Le conférencier devant les amis du Musée de Grenoble avait choisi un portrait de  l’artiste à 25 ans pris par Etienne Carjat, bien que celui qui s’est éteint à Giverny à 86 ans soit passé à la postérité avec sa vénérable barbe blanche.
Nous l’avions déjà croisé : 
Oscar Claude Monet est né en 1840, à Paris rue Laffite, plus tard devenue une rue où les marchands de tableaux sont nombreux. Son père agent de commerce ayant fait faillite rejoint sa  demi-sœur au Havre avec sa famille. Cette tante Marie-Jeanne Lecadre, élèvera les enfants Léon et Oscar Claude après la mort de leur mère.
Le jeune O. Monet vend ses caricatures comme celle de « Léon Manchon », chez un papetier où il va rencontrer Eugène Boudin qui sera déterminant pour sa carrière.
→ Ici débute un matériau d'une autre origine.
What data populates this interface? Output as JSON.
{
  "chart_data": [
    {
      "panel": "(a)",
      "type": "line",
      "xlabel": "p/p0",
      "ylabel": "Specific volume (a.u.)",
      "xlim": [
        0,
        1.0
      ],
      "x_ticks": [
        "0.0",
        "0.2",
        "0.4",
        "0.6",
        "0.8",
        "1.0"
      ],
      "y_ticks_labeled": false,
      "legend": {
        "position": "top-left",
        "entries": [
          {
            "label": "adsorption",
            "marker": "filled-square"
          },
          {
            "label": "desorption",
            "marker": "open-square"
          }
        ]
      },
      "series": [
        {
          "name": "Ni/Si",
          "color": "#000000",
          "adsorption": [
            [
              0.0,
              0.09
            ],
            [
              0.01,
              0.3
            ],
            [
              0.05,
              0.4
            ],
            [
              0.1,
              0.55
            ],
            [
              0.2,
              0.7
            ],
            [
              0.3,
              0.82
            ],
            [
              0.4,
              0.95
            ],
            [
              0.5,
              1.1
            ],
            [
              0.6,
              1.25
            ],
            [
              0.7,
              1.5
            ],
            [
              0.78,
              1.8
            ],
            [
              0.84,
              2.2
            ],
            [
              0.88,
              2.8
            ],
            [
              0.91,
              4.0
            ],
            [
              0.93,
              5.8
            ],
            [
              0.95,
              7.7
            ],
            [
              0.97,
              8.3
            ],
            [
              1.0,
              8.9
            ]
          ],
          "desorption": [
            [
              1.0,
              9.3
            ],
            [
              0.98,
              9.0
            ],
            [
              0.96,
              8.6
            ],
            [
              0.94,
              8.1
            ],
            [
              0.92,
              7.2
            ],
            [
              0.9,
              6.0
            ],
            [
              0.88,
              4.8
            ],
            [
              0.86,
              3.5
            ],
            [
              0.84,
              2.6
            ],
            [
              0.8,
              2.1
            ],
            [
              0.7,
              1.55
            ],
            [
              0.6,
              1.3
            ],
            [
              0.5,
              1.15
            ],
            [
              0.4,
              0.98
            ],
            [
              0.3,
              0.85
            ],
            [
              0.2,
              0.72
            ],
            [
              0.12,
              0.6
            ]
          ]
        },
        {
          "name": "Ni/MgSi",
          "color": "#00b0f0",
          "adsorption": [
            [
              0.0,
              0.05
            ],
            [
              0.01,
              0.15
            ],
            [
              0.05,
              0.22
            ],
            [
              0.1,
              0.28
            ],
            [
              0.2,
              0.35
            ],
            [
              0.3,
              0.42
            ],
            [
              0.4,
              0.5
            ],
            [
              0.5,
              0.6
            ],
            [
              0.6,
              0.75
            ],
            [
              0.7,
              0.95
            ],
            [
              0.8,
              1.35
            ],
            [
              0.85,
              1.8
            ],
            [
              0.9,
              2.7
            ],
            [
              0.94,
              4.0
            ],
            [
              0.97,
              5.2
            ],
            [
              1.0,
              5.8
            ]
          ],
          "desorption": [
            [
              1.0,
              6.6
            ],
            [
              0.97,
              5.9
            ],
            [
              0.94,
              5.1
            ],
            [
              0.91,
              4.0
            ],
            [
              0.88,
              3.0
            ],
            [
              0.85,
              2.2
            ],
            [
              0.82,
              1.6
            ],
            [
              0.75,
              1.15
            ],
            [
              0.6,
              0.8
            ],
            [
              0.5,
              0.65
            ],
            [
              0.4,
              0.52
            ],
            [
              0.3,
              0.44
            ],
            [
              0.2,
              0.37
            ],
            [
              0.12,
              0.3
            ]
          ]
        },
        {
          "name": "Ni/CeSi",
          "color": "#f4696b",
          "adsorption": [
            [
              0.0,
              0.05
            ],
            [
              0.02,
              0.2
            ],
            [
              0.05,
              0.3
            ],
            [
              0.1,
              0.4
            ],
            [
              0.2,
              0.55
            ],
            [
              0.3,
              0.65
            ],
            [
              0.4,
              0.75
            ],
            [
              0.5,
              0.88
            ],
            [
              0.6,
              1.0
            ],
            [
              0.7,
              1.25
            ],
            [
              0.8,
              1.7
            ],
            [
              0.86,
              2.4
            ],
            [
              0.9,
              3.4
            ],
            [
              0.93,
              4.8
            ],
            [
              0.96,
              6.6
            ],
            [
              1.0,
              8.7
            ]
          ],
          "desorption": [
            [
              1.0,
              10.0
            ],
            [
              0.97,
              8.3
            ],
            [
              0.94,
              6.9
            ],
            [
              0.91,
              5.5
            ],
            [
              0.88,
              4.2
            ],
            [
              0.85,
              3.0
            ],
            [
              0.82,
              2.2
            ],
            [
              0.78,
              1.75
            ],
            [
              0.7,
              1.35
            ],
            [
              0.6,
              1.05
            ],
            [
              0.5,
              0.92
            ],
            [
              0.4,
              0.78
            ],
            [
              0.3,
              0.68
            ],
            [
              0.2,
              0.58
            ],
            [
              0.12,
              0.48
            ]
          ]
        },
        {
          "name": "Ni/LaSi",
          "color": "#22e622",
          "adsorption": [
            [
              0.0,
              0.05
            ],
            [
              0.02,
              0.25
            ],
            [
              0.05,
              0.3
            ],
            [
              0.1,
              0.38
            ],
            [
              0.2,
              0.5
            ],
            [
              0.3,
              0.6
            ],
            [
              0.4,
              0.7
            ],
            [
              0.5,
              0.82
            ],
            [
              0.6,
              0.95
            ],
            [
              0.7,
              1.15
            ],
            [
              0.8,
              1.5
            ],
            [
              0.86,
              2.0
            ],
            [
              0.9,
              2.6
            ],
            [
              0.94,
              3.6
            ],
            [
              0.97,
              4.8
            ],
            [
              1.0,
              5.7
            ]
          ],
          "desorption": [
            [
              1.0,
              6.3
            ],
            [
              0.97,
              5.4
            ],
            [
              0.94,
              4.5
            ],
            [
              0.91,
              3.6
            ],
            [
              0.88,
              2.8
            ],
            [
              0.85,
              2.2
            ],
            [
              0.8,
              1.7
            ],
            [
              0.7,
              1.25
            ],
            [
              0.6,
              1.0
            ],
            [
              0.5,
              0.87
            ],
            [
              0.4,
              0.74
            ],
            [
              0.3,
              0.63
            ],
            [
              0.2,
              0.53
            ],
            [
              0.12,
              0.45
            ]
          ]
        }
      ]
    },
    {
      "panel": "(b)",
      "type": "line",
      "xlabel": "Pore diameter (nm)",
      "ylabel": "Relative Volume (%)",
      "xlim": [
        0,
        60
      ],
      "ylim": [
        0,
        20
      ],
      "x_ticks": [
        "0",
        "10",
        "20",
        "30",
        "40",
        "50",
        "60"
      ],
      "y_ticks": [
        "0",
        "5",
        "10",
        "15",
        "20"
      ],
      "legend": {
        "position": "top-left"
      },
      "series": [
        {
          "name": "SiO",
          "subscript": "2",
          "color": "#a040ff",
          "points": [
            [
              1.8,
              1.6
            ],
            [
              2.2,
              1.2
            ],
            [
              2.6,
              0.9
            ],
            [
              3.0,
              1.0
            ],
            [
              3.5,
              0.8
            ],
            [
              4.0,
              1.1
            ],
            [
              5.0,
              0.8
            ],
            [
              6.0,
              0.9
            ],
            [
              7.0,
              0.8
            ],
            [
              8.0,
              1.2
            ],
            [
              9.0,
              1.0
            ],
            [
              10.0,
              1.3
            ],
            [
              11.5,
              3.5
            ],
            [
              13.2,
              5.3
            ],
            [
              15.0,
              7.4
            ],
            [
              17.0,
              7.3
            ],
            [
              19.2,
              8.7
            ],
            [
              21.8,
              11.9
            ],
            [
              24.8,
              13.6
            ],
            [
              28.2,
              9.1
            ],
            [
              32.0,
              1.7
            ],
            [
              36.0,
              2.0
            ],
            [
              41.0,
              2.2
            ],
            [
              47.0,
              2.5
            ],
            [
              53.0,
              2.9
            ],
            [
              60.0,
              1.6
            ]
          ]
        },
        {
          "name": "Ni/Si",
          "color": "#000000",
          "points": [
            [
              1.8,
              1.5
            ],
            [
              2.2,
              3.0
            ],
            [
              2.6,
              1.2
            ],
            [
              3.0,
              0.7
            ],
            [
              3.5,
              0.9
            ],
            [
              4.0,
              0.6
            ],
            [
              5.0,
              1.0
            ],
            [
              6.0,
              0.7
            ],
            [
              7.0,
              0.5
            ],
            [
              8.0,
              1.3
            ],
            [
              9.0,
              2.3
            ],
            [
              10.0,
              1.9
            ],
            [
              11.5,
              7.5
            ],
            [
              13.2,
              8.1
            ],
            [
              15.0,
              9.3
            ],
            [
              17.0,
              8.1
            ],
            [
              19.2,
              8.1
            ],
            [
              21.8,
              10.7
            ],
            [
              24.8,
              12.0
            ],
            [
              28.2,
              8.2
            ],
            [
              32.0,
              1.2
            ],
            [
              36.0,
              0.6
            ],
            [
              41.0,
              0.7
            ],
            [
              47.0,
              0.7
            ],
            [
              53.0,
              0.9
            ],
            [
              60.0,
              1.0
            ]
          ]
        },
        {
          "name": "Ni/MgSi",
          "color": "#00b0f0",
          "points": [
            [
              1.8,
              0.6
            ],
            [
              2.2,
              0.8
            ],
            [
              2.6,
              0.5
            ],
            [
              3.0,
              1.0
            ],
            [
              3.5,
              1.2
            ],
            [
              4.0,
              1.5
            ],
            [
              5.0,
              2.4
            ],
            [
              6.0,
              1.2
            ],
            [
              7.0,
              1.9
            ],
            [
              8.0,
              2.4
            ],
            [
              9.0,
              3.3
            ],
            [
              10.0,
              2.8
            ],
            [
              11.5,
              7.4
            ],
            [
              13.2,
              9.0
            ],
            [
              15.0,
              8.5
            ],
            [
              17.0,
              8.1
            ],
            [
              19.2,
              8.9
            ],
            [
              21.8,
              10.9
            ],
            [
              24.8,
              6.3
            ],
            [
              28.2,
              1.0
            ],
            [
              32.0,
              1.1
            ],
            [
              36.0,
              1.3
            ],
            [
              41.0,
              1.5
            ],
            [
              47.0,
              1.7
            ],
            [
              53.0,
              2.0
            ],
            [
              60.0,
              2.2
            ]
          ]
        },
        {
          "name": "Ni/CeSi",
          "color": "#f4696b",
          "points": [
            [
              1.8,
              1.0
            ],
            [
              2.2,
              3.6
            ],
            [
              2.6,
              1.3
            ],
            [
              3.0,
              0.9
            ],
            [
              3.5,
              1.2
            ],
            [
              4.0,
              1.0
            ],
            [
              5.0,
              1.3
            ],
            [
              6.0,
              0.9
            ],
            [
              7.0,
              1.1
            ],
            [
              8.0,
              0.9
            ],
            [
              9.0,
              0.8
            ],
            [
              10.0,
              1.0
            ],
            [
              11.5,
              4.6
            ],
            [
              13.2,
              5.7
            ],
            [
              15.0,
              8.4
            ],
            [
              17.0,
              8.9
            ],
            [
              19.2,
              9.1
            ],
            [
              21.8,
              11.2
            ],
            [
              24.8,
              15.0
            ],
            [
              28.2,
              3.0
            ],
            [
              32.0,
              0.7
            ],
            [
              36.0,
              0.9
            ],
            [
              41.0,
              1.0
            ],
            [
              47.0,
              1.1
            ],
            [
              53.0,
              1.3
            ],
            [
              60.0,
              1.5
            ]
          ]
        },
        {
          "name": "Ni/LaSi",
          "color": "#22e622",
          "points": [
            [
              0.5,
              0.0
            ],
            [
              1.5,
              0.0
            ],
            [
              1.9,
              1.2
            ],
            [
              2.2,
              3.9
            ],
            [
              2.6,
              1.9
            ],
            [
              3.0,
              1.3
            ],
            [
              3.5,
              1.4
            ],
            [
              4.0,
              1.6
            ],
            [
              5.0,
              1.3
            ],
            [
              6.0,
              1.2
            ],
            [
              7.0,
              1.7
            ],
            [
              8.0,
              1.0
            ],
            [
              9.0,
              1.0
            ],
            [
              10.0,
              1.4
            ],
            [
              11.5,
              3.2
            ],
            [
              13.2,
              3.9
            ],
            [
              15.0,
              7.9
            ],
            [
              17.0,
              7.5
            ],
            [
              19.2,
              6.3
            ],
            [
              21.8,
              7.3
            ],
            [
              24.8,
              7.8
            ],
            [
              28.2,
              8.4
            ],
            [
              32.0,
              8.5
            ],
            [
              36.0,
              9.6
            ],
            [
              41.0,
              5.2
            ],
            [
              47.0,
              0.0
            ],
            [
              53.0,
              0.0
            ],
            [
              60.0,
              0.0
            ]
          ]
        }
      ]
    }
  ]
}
Il s‘agit du « Portrait présumé » de l’artiste de plein air, visible dans son musée à Honfleur.
De retour à Paris, Claude Monnet rencontre Corot, Daumier, Courbet, Pissaro, à l’académie suisse et A. Daudet, Baudelaire à la Brasserie des martyrs, place forte des « réalistes ».
Bien que sa famille ait proposé de payer son exemption de service militaire, il part à Alger où Charles Lhullier le peint en tenue de zouave.   
« Les impressions de lumière et de couleur que je reçus là-bas ne devaient que plus tard se classer. »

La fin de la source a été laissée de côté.